Swimming Matters joins hands with millions of women across the globe today to celebrate World Menstrual Hygiene Day. It is a day to break the silence, raise awareness and change negative social norms around periods and menstrual hygiene, especially among swimmers. It is time to step up and break long-held myths and stereotypes around periods and puberty, and enable a sensitive, inclusive environment for women to achieve their potential without being tied down to something that is only natural biology at work. We are excited to have a mother daughter duo – international swimmer Kenisha Gupta and her mother Pradeepti – sharing their thoughts on this subject.
17 years old Kenisha Gupta has been a national medallist since the age of 9. With her mom Pradeepti Gupta by her side, she began representing India at international swimming meets a couple of years ago. Kenisha and her mom have always had the best relationship, and the support she has outside the pool has definitely reflected in her performance in the pool. For World Menstrual Hygiene Day, Kenisha and Pradeepti take head-on the topics of puberty, periods, body image and more with honesty, candour and dollops of wise, worldly advice.
Kenisha Gupta writes on dealing with puberty as a competitive swimmer, coping with body image issues and how we need to normalize discussions around periods
“Why should girls be the ‘victims’ of the changes that their bodies undergo? The word victim has such harsh and negative connotations. A common misconception is the idea that women are supposed to only take rest and do absolutely nothing while on their period. As an athlete, I disagree. While it is important to take recovery days when you’re feeling sluggish and fatigued, I support the concept of working out even while on your period. Menstruation and working out have a relationship that can be compared to mutualism. Of course, it won’t be the same for everyone.
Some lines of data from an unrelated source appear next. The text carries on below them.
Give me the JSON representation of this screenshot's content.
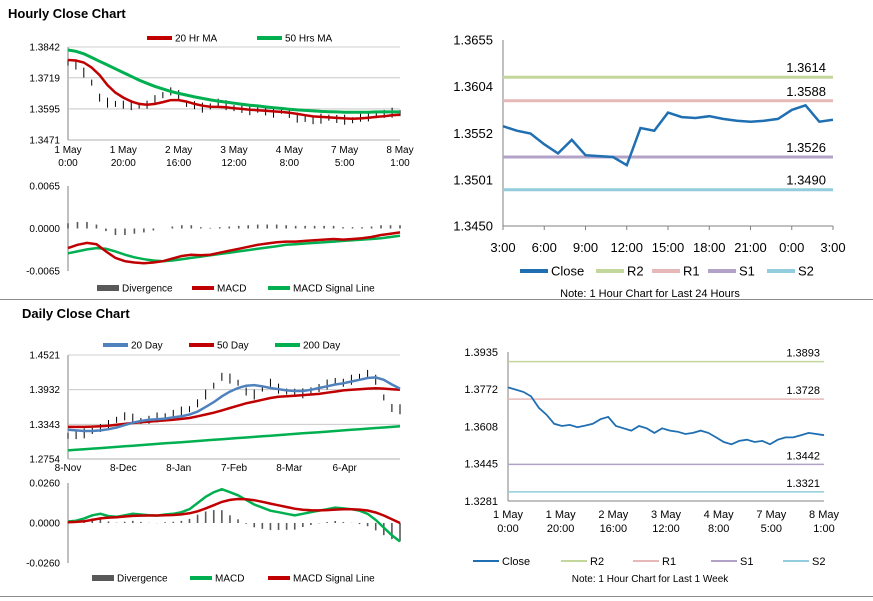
{
  "hourly_title": "Hourly Close Chart",
  "daily_title": "Daily Close Chart",
  "colors": {
    "close": "#1f6fb2",
    "r2": "#c3d69b",
    "r1": "#e6b9b8",
    "s1": "#b3a2c7",
    "s2": "#93cddd",
    "red": "#c00000",
    "green": "#00b050",
    "blue": "#4f81bd",
    "bars": "#000000",
    "divergence": "#595959"
  },
  "chart_data": [
    {
      "id": "hourly_price",
      "type": "line",
      "legend": [
        "20 Hr MA",
        "50 Hrs MA"
      ],
      "yticks": [
        "1.3842",
        "1.3719",
        "1.3595",
        "1.3471"
      ],
      "ylim": [
        1.3471,
        1.3842
      ],
      "xticks": [
        [
          "1 May",
          "0:00"
        ],
        [
          "1 May",
          "20:00"
        ],
        [
          "2 May",
          "16:00"
        ],
        [
          "3 May",
          "12:00"
        ],
        [
          "4 May",
          "8:00"
        ],
        [
          "7 May",
          "5:00"
        ],
        [
          "8 May",
          "1:00"
        ]
      ],
      "series": [
        {
          "name": "Close",
          "values": [
            1.378,
            1.3768,
            1.374,
            1.37,
            1.364,
            1.362,
            1.3615,
            1.3612,
            1.361,
            1.3608,
            1.3612,
            1.363,
            1.365,
            1.3665,
            1.365,
            1.3615,
            1.361,
            1.36,
            1.3605,
            1.362,
            1.361,
            1.3598,
            1.3595,
            1.359,
            1.3592,
            1.3585,
            1.358,
            1.3588,
            1.3575,
            1.356,
            1.3555,
            1.355,
            1.3556,
            1.356,
            1.3555,
            1.3552,
            1.355,
            1.356,
            1.3565,
            1.357,
            1.3575,
            1.358,
            1.3578
          ]
        },
        {
          "name": "20 Hr MA",
          "values": [
            1.379,
            1.3788,
            1.378,
            1.376,
            1.373,
            1.369,
            1.366,
            1.364,
            1.3625,
            1.3615,
            1.3612,
            1.3615,
            1.3622,
            1.363,
            1.363,
            1.3624,
            1.3615,
            1.3608,
            1.3604,
            1.3603,
            1.3602,
            1.3598,
            1.3595,
            1.3592,
            1.359,
            1.3588,
            1.3585,
            1.3583,
            1.358,
            1.3575,
            1.357,
            1.3565,
            1.3563,
            1.3561,
            1.3559,
            1.3557,
            1.3556,
            1.3557,
            1.356,
            1.3563,
            1.3566,
            1.357,
            1.3572
          ]
        },
        {
          "name": "50 Hrs MA",
          "values": [
            1.383,
            1.3825,
            1.3815,
            1.38,
            1.3785,
            1.377,
            1.3755,
            1.374,
            1.3725,
            1.371,
            1.3697,
            1.3685,
            1.3675,
            1.3665,
            1.3657,
            1.365,
            1.3643,
            1.3637,
            1.3631,
            1.3626,
            1.3622,
            1.3618,
            1.3614,
            1.361,
            1.3607,
            1.3603,
            1.36,
            1.3597,
            1.3594,
            1.3591,
            1.3589,
            1.3587,
            1.3585,
            1.3584,
            1.3583,
            1.3582,
            1.3582,
            1.3582,
            1.3582,
            1.3583,
            1.3583,
            1.3583,
            1.3583
          ]
        }
      ]
    },
    {
      "id": "hourly_macd",
      "type": "line",
      "legend": [
        "Divergence",
        "MACD",
        "MACD Signal Line"
      ],
      "yticks": [
        "0.0065",
        "0.0000",
        "-0.0065"
      ],
      "ylim": [
        -0.0065,
        0.0065
      ],
      "series": [
        {
          "name": "MACD",
          "values": [
            -0.003,
            -0.0025,
            -0.0022,
            -0.0024,
            -0.0035,
            -0.0045,
            -0.005,
            -0.0052,
            -0.0053,
            -0.0052,
            -0.005,
            -0.0046,
            -0.0042,
            -0.004,
            -0.0041,
            -0.004,
            -0.0037,
            -0.0034,
            -0.0031,
            -0.0028,
            -0.0025,
            -0.0023,
            -0.0021,
            -0.002,
            -0.002,
            -0.0019,
            -0.0018,
            -0.0017,
            -0.0016,
            -0.0017,
            -0.0016,
            -0.0015,
            -0.0013,
            -0.001,
            -0.0008,
            -0.0006
          ]
        },
        {
          "name": "MACD Signal Line",
          "values": [
            -0.0038,
            -0.0035,
            -0.0032,
            -0.003,
            -0.0031,
            -0.0035,
            -0.004,
            -0.0044,
            -0.0047,
            -0.0049,
            -0.005,
            -0.0049,
            -0.0047,
            -0.0045,
            -0.0043,
            -0.0041,
            -0.0039,
            -0.0037,
            -0.0035,
            -0.0033,
            -0.0031,
            -0.0029,
            -0.0027,
            -0.0025,
            -0.0024,
            -0.0023,
            -0.0022,
            -0.0021,
            -0.002,
            -0.0019,
            -0.0018,
            -0.0017,
            -0.0016,
            -0.0015,
            -0.0013,
            -0.0011
          ]
        },
        {
          "name": "Divergence",
          "values": [
            0.0008,
            0.001,
            0.001,
            0.0006,
            -0.0004,
            -0.001,
            -0.001,
            -0.0008,
            -0.0006,
            -0.0003,
            0.0,
            0.0003,
            0.0005,
            0.0005,
            0.0002,
            0.0001,
            0.0002,
            0.0003,
            0.0004,
            0.0005,
            0.0006,
            0.0006,
            0.0006,
            0.0005,
            0.0004,
            0.0004,
            0.0004,
            0.0004,
            0.0004,
            0.0002,
            0.0002,
            0.0002,
            0.0003,
            0.0005,
            0.0005,
            0.0005
          ]
        }
      ]
    },
    {
      "id": "hourly_24h",
      "type": "line",
      "yticks": [
        "1.3655",
        "1.3604",
        "1.3552",
        "1.3501",
        "1.3450"
      ],
      "ylim": [
        1.345,
        1.3655
      ],
      "xticks": [
        "3:00",
        "6:00",
        "9:00",
        "12:00",
        "15:00",
        "18:00",
        "21:00",
        "0:00",
        "3:00"
      ],
      "levels": [
        {
          "name": "R2",
          "value": 1.3614,
          "label": "1.3614"
        },
        {
          "name": "R1",
          "value": 1.3588,
          "label": "1.3588"
        },
        {
          "name": "S1",
          "value": 1.3526,
          "label": "1.3526"
        },
        {
          "name": "S2",
          "value": 1.349,
          "label": "1.3490"
        }
      ],
      "series": [
        {
          "name": "Close",
          "values": [
            1.356,
            1.3555,
            1.3552,
            1.354,
            1.353,
            1.3545,
            1.3528,
            1.3527,
            1.3526,
            1.3517,
            1.3558,
            1.3555,
            1.3575,
            1.357,
            1.3569,
            1.3571,
            1.3568,
            1.3566,
            1.3565,
            1.3566,
            1.3568,
            1.3578,
            1.3583,
            1.3565,
            1.3567
          ]
        }
      ],
      "legend": [
        "Close",
        "R2",
        "R1",
        "S1",
        "S2"
      ],
      "note": "Note: 1 Hour Chart for Last 24 Hours"
    },
    {
      "id": "daily_price",
      "type": "line",
      "legend": [
        "20 Day",
        "50 Day",
        "200 Day"
      ],
      "yticks": [
        "1.4521",
        "1.3932",
        "1.3343",
        "1.2754"
      ],
      "ylim": [
        1.2754,
        1.4521
      ],
      "xticks": [
        "8-Nov",
        "8-Dec",
        "8-Jan",
        "7-Feb",
        "8-Mar",
        "6-Apr"
      ],
      "series": [
        {
          "name": "Close",
          "values": [
            1.315,
            1.316,
            1.319,
            1.323,
            1.328,
            1.333,
            1.342,
            1.348,
            1.344,
            1.34,
            1.342,
            1.346,
            1.348,
            1.352,
            1.356,
            1.36,
            1.37,
            1.385,
            1.4,
            1.415,
            1.412,
            1.405,
            1.39,
            1.385,
            1.395,
            1.405,
            1.395,
            1.39,
            1.388,
            1.387,
            1.392,
            1.396,
            1.402,
            1.408,
            1.405,
            1.41,
            1.415,
            1.42,
            1.41,
            1.38,
            1.362,
            1.36
          ]
        },
        {
          "name": "20 Day",
          "values": [
            1.325,
            1.324,
            1.323,
            1.323,
            1.324,
            1.326,
            1.329,
            1.333,
            1.337,
            1.34,
            1.342,
            1.343,
            1.344,
            1.346,
            1.348,
            1.351,
            1.356,
            1.364,
            1.372,
            1.382,
            1.39,
            1.396,
            1.4,
            1.401,
            1.399,
            1.396,
            1.394,
            1.392,
            1.391,
            1.391,
            1.393,
            1.396,
            1.399,
            1.402,
            1.404,
            1.407,
            1.41,
            1.413,
            1.414,
            1.41,
            1.402,
            1.395
          ]
        },
        {
          "name": "50 Day",
          "values": [
            1.33,
            1.33,
            1.33,
            1.3305,
            1.331,
            1.332,
            1.3335,
            1.335,
            1.3365,
            1.338,
            1.339,
            1.34,
            1.341,
            1.342,
            1.3435,
            1.345,
            1.348,
            1.351,
            1.354,
            1.358,
            1.362,
            1.366,
            1.37,
            1.373,
            1.376,
            1.379,
            1.381,
            1.382,
            1.383,
            1.384,
            1.385,
            1.386,
            1.388,
            1.39,
            1.392,
            1.393,
            1.394,
            1.395,
            1.3955,
            1.395,
            1.394,
            1.393
          ]
        },
        {
          "name": "200 Day",
          "values": [
            1.29,
            1.291,
            1.292,
            1.293,
            1.294,
            1.295,
            1.296,
            1.297,
            1.298,
            1.299,
            1.3,
            1.301,
            1.302,
            1.303,
            1.304,
            1.305,
            1.306,
            1.307,
            1.308,
            1.309,
            1.31,
            1.311,
            1.312,
            1.313,
            1.314,
            1.315,
            1.316,
            1.317,
            1.318,
            1.319,
            1.32,
            1.321,
            1.322,
            1.323,
            1.324,
            1.325,
            1.326,
            1.327,
            1.328,
            1.329,
            1.33,
            1.331
          ]
        }
      ]
    },
    {
      "id": "daily_macd",
      "type": "line",
      "legend": [
        "Divergence",
        "MACD",
        "MACD Signal Line"
      ],
      "yticks": [
        "0.0260",
        "0.0000",
        "-0.0260"
      ],
      "ylim": [
        -0.026,
        0.026
      ],
      "series": [
        {
          "name": "MACD",
          "values": [
            0.001,
            0.0015,
            0.003,
            0.005,
            0.006,
            0.0045,
            0.004,
            0.005,
            0.006,
            0.0055,
            0.005,
            0.0048,
            0.0055,
            0.006,
            0.007,
            0.009,
            0.013,
            0.017,
            0.02,
            0.022,
            0.02,
            0.018,
            0.015,
            0.012,
            0.01,
            0.008,
            0.007,
            0.006,
            0.005,
            0.006,
            0.007,
            0.008,
            0.009,
            0.01,
            0.0095,
            0.009,
            0.008,
            0.006,
            0.002,
            -0.003,
            -0.008,
            -0.012
          ]
        },
        {
          "name": "MACD Signal Line",
          "values": [
            0.0005,
            0.0007,
            0.0012,
            0.002,
            0.003,
            0.0035,
            0.0038,
            0.0042,
            0.0046,
            0.0048,
            0.0049,
            0.0049,
            0.005,
            0.0052,
            0.0056,
            0.0063,
            0.0076,
            0.0095,
            0.0116,
            0.0137,
            0.015,
            0.0156,
            0.0155,
            0.0148,
            0.0138,
            0.0126,
            0.0115,
            0.0104,
            0.0093,
            0.0086,
            0.0083,
            0.0082,
            0.0084,
            0.0087,
            0.0089,
            0.0089,
            0.0087,
            0.0081,
            0.0068,
            0.0049,
            0.0025,
            0.0
          ]
        },
        {
          "name": "Divergence",
          "values": [
            0.0005,
            0.0008,
            0.0018,
            0.003,
            0.003,
            0.001,
            0.0002,
            0.0008,
            0.0014,
            0.0007,
            0.0001,
            -0.0001,
            0.0005,
            0.0008,
            0.0014,
            0.0027,
            0.0054,
            0.0075,
            0.0084,
            0.0083,
            0.005,
            0.0024,
            -0.0005,
            -0.0028,
            -0.0038,
            -0.0046,
            -0.0045,
            -0.0044,
            -0.0043,
            -0.0026,
            -0.0013,
            -0.0002,
            0.0006,
            0.0013,
            0.0006,
            0.0001,
            -0.0007,
            -0.0021,
            -0.0048,
            -0.0079,
            -0.0105,
            -0.012
          ]
        }
      ]
    },
    {
      "id": "hourly_week",
      "type": "line",
      "yticks": [
        "1.3935",
        "1.3772",
        "1.3608",
        "1.3445",
        "1.3281"
      ],
      "ylim": [
        1.3281,
        1.3935
      ],
      "xticks": [
        [
          "1 May",
          "0:00"
        ],
        [
          "1 May",
          "20:00"
        ],
        [
          "2 May",
          "16:00"
        ],
        [
          "3 May",
          "12:00"
        ],
        [
          "4 May",
          "8:00"
        ],
        [
          "7 May",
          "5:00"
        ],
        [
          "8 May",
          "1:00"
        ]
      ],
      "levels": [
        {
          "name": "R2",
          "value": 1.3893,
          "label": "1.3893"
        },
        {
          "name": "R1",
          "value": 1.3728,
          "label": "1.3728"
        },
        {
          "name": "S1",
          "value": 1.3442,
          "label": "1.3442"
        },
        {
          "name": "S2",
          "value": 1.3321,
          "label": "1.3321"
        }
      ],
      "series": [
        {
          "name": "Close",
          "values": [
            1.378,
            1.377,
            1.376,
            1.374,
            1.369,
            1.366,
            1.362,
            1.361,
            1.3615,
            1.3605,
            1.3612,
            1.362,
            1.364,
            1.365,
            1.361,
            1.36,
            1.359,
            1.361,
            1.36,
            1.358,
            1.36,
            1.359,
            1.3585,
            1.3575,
            1.358,
            1.359,
            1.358,
            1.356,
            1.354,
            1.353,
            1.3545,
            1.355,
            1.354,
            1.3545,
            1.353,
            1.355,
            1.356,
            1.356,
            1.357,
            1.358,
            1.3575,
            1.357
          ]
        }
      ],
      "legend": [
        "Close",
        "R2",
        "R1",
        "S1",
        "S2"
      ],
      "note": "Note: 1 Hour Chart for Last 1 Week"
    }
  ]
}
Exercise stimulates the body to release chemicals called endorphins which interact with receptors in the brain, resulting in the alleviation of pain and also producing a ‘feel-good effect’. In doing this, exercise helps mitigate even the worst period symptoms. In most people, the body perceives menstruation as ‘stress’ and stimulates certain stress responses. These responses include the production of hormones such as cortisol which could actually boost the ability to work out. Listen to your body, it knows how much it can handle! Remember that your period does not make you incapable, it makes you resilient.
Everyone, boys and girls alike, goes through puberty. Making girls less conscious and more comfortable with this process is a goal we should all strive to accomplish. ‘The period’ is rarely ever addressed. I fail to comprehend why people cannot normalise the discussion of ‘menstruation’. The absurd stigma lurking behind everyone’s perception of a period is ludicrous. The period should not be regarded as nasty, gross, or shameful when it quite literally is something that is out of anyone’s control. It is just how the female body is designed. Foster a positive culture and be sensitive.
Psycho-social issues related to the physical attributes of puberty are also a major problem in my eyes. Physical development is oftentimes seen as to spur objectification and body shaming. In a sport such as swimming, girls should not feel uncomfortable to wear swimsuits. In this case, social media and the Internet play such a critical role. Every day, we are comparing ourselves to people on the internet, without realising the amount of effort that actually goes into an Instagram post: from the posing to the editing and everything in between. Everyone is different. The ‘perfect body’ means different things to everyone. Rather than sitting around moping about how you wished you looked like that one girl on Instagram, focus on loving yourself and accepting the way you are.
Especially in the world of sports, what is often regarded as ‘ugly’ (being muscular or too tall for example) could possibly be a major supporting factor when it comes down to success in the sport. Not to say that if you’re not these things you can’t achieve the same level of success. It is important to understand your body and what works for you. For example, Matt Grevers at 6’8” ft and 109 kg and Ryosuke Irie at 5’10” and 62 kg were merely half a second apart in the 100 m backstroke at the 2012 London Olympics. If you don’t believe in working with what you have, you won’t reach very far. Start with acceptance and then take it from there.
Pradeepti Gupta, Kenisha’s mother on how to help children dealing with puberty, believing in the power of women, and more
When your kid takes up swimming at a young age, you never think of the things that will come up in the future. Your role as a parent is to be your child’s support system and basically be Google personified for them.
They should feel comfortable enough to share with you whatever they’re feeling and going through. With all the hormonal changes undergone during puberty, I feel like it is necessary to give your child some wiggle room. They need to come into their own and truly understand their emotions.
Kenisha’s first need was to understand what was happening. Once her curiosity was met, off she went. She grew up in an environment in which we (her family) believe that the woman is powerful. I am a strong believer in powering through challenges, and I think the same reflects in her.
Menstruation is not incapacitating in any way. Instead, it is empowering. ‘Periods’ is not a bad word. More awareness regarding composure and conduct needs to come in. Girls shouldn’t feel embarrassed about what they’re going through.